The Volume 18, Number 1 issue of Scientific American Reports is a special edition on robotics. The following articles feature:

 1. Bill Gates’s “A Robot in Every Home” concentrates on such commonplace items as the vacuum cleaner and not the exotic anthropomorphous robots of the popular imagination.

2. Hans Moravec’s “Rise of the Robots” does discuss issues facing artificial intelligence.

3. Ray Kurzweill’s “The Coming Merging of Mind and Machine” oozes a techno-ebullience about neural implants and the processing power of chip development. He then takes a philosophical turn by discussing whether by 2020 when a $1,000 computer is expected to match the processing power of the human brain, will it be conscious?
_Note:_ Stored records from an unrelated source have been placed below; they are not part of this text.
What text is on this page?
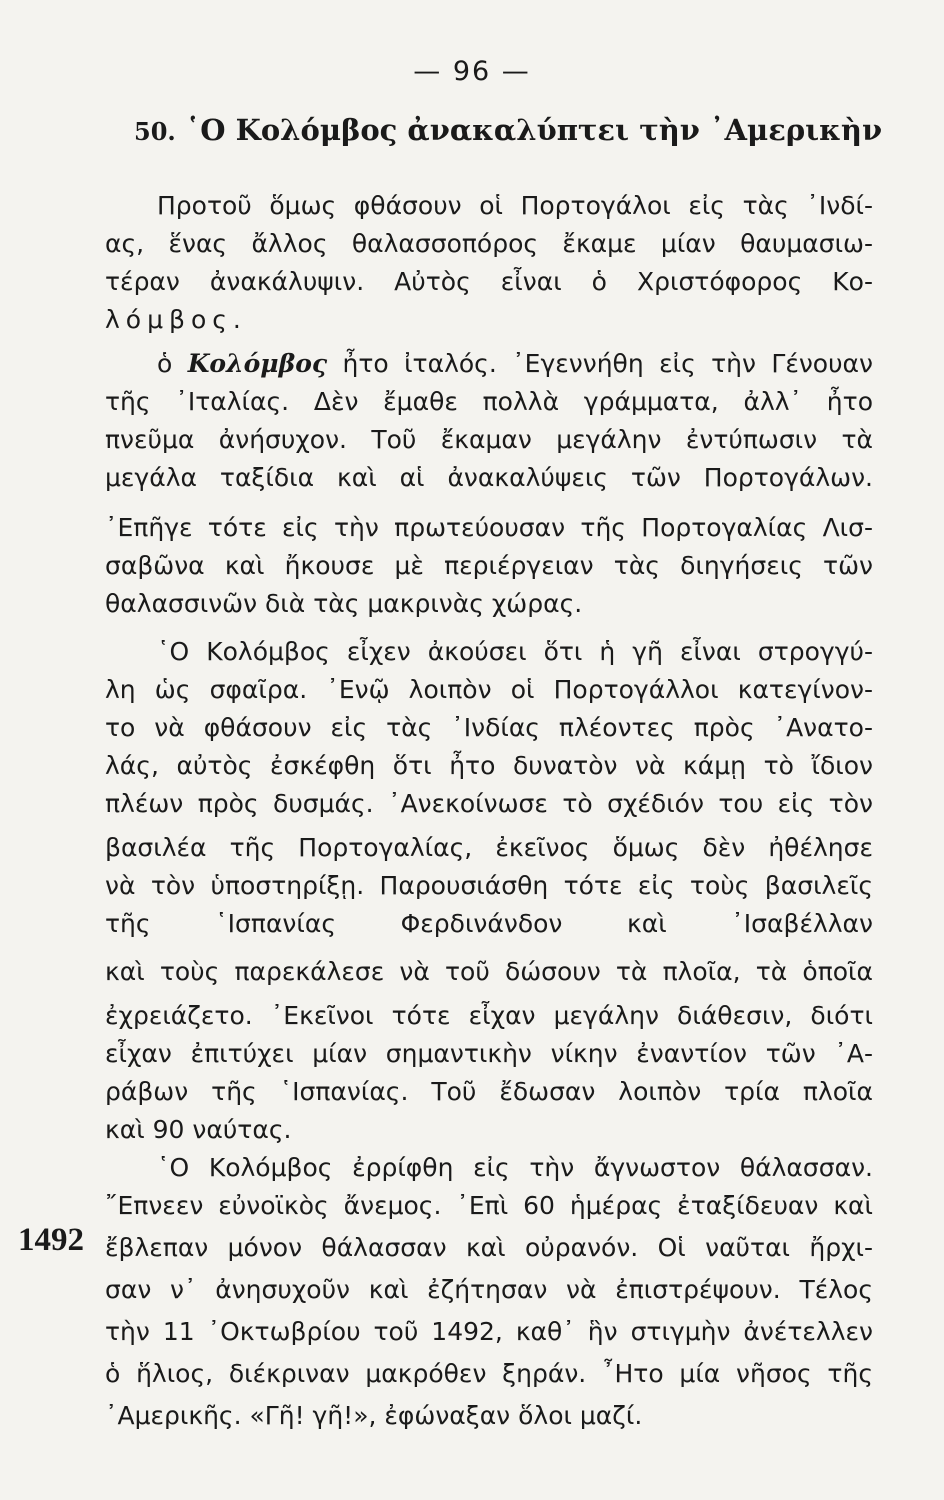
— 96 —
50. ῾Ο Κολόμβος ἀνακαλύπτει τὴν ᾿Αμερικὴν
1492
Προτοῦ ὅμως φθάσουν οἱ Πορτογάλοι εἰς τὰς ᾿Ινδί-
ας, ἕνας ἄλλος θαλασσοπόρος ἔκαμε μίαν θαυμασιω-
τέραν ἀνακάλυψιν. Αὐτὸς εἶναι ὁ Χριστόφορος Κο-
λόμβος.
ὁ Κολόμβος ἦτο ἰταλός. ᾿Εγεννήθη εἰς τὴν Γένουαν
τῆς ᾿Ιταλίας. Δὲν ἔμαθε πολλὰ γράμματα, ἀλλ᾿ ἦτο
πνεῦμα ἀνήσυχον. Τοῦ ἔκαμαν μεγάλην ἐντύπωσιν τὰ
μεγάλα ταξίδια καὶ αἱ ἀνακαλύψεις τῶν Πορτογάλων.
᾿Επῆγε τότε εἰς τὴν πρωτεύουσαν τῆς Πορτογαλίας Λισ-
σαβῶνα καὶ ἤκουσε μὲ περιέργειαν τὰς διηγήσεις τῶν
θαλασσινῶν διὰ τὰς μακρινὰς χώρας.
῾Ο Κολόμβος εἶχεν ἀκούσει ὅτι ἡ γῆ εἶναι στρογγύ-
λη ὡς σφαῖρα. ᾿Ενῷ λοιπὸν οἱ Πορτογάλλοι κατεγίνον-
το νὰ φθάσουν εἰς τὰς ᾿Ινδίας πλέοντες πρὸς ᾿Ανατο-
λάς, αὐτὸς ἐσκέφθη ὅτι ἦτο δυνατὸν νὰ κάμῃ τὸ ἴδιον
πλέων πρὸς δυσμάς. ᾿Ανεκοίνωσε τὸ σχέδιόν του εἰς τὸν
βασιλέα τῆς Πορτογαλίας, ἐκεῖνος ὅμως δὲν ἠθέλησε
νὰ τὸν ὑποστηρίξῃ. Παρουσιάσθη τότε εἰς τοὺς βασιλεῖς
τῆς ῾Ισπανίας Φερδινάνδον καὶ ᾿Ισαβέλλαν
καὶ τοὺς παρεκάλεσε νὰ τοῦ δώσουν τὰ πλοῖα, τὰ ὁποῖα
ἐχρειάζετο. ᾿Εκεῖνοι τότε εἶχαν μεγάλην διάθεσιν, διότι
εἶχαν ἐπιτύχει μίαν σημαντικὴν νίκην ἐναντίον τῶν ᾿Α-
ράβων τῆς ῾Ισπανίας. Τοῦ ἔδωσαν λοιπὸν τρία πλοῖα
καὶ 90 ναύτας.
῾Ο Κολόμβος ἐρρίφθη εἰς τὴν ἄγνωστον θάλασσαν.
῎Επνεεν εὐνοϊκὸς ἄνεμος. ᾿Επὶ 60 ἡμέρας ἐταξίδευαν καὶ
ἔβλεπαν μόνον θάλασσαν καὶ οὐρανόν. Οἱ ναῦται ἤρχι-
σαν ν᾿ ἀνησυχοῦν καὶ ἐζήτησαν νὰ ἐπιστρέψουν. Τέλος
τὴν 11 ᾿Οκτωβρίου τοῦ 1492, καθ᾿ ἣν στιγμὴν ἀνέτελλεν
ὁ ἥλιος, διέκριναν μακρόθεν ξηράν. ῏Ητο μία νῆσος τῆς
᾿Αμερικῆς. «Γῆ! γῆ!», ἐφώναξαν ὅλοι μαζί.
4. The highlight of the issue is the ever reliable Eric Bonabeau and Guy Theraulaz, the doyens of Swarm Theory. Their article “Swarm Smarts” summarizes how their work, inspired by social insects, finds practical application in solving issues arising from complexity.

5. Moshe Sipper and James Reggia discuss the notion of self-replicating (and self-repairing) machines.

6. Miguel Niclelis and John Chapin’s article “Controlling Robots with the Mind” picks up where Kurzweill left off. The idea of brain-machine interface in a very intimate way, is fascinating.  

The rest of the issue is devoted to a variety of engineering issues and progress in hardware and materials functionality. For those who are interested in the philosophical issues that underlie all these articles I’d recommend John Casti’s The Cambridge Quintet. Casti offers a fictionalized account of the meeting convened by C.P. Snow – a dinner discussion with Turing, Haldane, Schrodinger and Wittgenstein –  a narrative device to hang discussion of the philosophical issues of artificial intelligence on  and present it in a highly accessible manner. If you liked David Lodge’s Thinks . . . you’ll probably like this.

Regarding the above SAR issue it seems to me that Andy Clark would have been a wonderful addition to the lineup – Clark is someone who has a fascination with cyborgs, is a great popularist and is very philosophically literate. Clark would have been the ideal person to give a deeper editorial coherence to this issue. Still there is the super art work of Mondolithic Studios offsetting any editorial shortcomings – the photo above is a variation of the photo that actually appears on the cover.